What do all of those people in the Wall Street towers actually do? You won’t find them doing much of what most people think about when they hear the term “banking.” The following description of the business of Wall Street is from Christopher Ketcham’s “The Reign of One Percenters” at Orion Magazine:
At one time, the financial sector could be relied upon to allocate capital for the building of things that society needed—projects that also invariably created jobs. But productivity is no longer its purview. . . . Structured investment vehicles, credit default swaps, futures exchanges, hedge funds, complex securitization and derivative pools, the tranching of mortgages—these were shown to have “little or no long-term value,” according to [John Cassidy, a staff writer for The New Yorker]. The purpose was to “merely shift money around” without designing, building, or selling “a single tangible thing.” The One Percenter seeks only exchange value, as opposed to real value. Thus foreign exchange currency gambling has skyrocketed to seventy-three times the actual goods and services of the planet, up from eleven times in 1980. Thus the “value” of oil futures has risen from 20 percent of actual physical production in 1980 to 1,000 percent today. Thus interest rate derivatives have gone from nil in 1980 to $390 trillion in 2009. The trading schemes float disembodied above the real economy, related to it only because without the real economy there would be nothing to exploit.

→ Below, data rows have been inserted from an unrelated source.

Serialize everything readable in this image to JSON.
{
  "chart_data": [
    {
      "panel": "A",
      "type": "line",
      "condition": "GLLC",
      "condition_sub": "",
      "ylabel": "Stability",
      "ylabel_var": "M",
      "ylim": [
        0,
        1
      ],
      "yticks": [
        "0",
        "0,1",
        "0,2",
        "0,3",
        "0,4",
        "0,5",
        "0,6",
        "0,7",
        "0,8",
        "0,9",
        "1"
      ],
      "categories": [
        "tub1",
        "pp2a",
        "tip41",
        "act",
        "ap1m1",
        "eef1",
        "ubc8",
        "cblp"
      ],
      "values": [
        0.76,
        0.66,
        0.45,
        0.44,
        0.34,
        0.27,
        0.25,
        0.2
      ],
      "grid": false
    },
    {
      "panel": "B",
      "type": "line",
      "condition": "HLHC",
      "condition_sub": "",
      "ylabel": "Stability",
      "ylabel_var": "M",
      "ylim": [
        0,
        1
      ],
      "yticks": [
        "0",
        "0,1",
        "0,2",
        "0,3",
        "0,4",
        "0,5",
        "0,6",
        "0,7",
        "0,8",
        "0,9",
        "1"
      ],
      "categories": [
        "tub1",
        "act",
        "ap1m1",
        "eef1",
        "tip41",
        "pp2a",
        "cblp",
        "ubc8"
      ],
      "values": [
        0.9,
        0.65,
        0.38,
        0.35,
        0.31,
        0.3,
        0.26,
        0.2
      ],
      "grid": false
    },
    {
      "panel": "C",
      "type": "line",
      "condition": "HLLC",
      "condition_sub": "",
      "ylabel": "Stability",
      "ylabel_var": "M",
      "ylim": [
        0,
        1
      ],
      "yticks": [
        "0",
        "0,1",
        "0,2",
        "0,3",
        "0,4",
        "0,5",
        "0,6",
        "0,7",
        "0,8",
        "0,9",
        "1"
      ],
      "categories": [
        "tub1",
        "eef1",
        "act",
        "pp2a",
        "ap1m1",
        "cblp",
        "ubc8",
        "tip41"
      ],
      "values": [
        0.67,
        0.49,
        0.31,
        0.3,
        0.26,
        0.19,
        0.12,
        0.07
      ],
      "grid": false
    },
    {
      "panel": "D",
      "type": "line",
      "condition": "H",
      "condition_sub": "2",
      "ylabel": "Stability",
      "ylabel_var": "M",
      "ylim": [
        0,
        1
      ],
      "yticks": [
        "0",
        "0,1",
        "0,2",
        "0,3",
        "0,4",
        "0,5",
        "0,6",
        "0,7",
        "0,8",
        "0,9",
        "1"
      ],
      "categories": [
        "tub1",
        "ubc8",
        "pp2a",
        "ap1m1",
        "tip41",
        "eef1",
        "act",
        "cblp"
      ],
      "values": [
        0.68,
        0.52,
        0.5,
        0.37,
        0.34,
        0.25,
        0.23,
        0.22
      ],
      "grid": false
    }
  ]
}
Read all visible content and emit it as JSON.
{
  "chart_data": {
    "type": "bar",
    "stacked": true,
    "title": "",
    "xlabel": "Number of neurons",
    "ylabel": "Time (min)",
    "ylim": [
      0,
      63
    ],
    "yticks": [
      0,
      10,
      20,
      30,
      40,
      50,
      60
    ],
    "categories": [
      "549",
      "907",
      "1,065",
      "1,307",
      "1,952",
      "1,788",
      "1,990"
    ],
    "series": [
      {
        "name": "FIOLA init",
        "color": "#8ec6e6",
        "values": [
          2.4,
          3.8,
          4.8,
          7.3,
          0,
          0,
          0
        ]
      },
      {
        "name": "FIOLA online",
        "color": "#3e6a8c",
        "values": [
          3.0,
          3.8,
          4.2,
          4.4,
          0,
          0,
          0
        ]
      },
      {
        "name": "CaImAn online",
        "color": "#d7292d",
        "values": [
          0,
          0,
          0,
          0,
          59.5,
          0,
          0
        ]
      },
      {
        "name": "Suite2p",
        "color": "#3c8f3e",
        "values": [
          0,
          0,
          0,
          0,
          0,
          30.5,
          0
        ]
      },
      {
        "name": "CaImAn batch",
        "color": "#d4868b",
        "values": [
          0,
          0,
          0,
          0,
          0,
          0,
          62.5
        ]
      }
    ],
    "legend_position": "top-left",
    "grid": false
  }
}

Behold, then, the One Percenter in his Wall Street tower. He creates “value” by tapping on keyboards and punching in algorithms. He makes money playing with money, manipulating abstractions. He manufactures and chases after financial bubbles and then pricks them. . . . A study from the New Economics Foundation in England found that for every pound made in financial services in the city of London, roughly seven pounds of social wealth is lost—meaning the wealth of those in society who do productive work.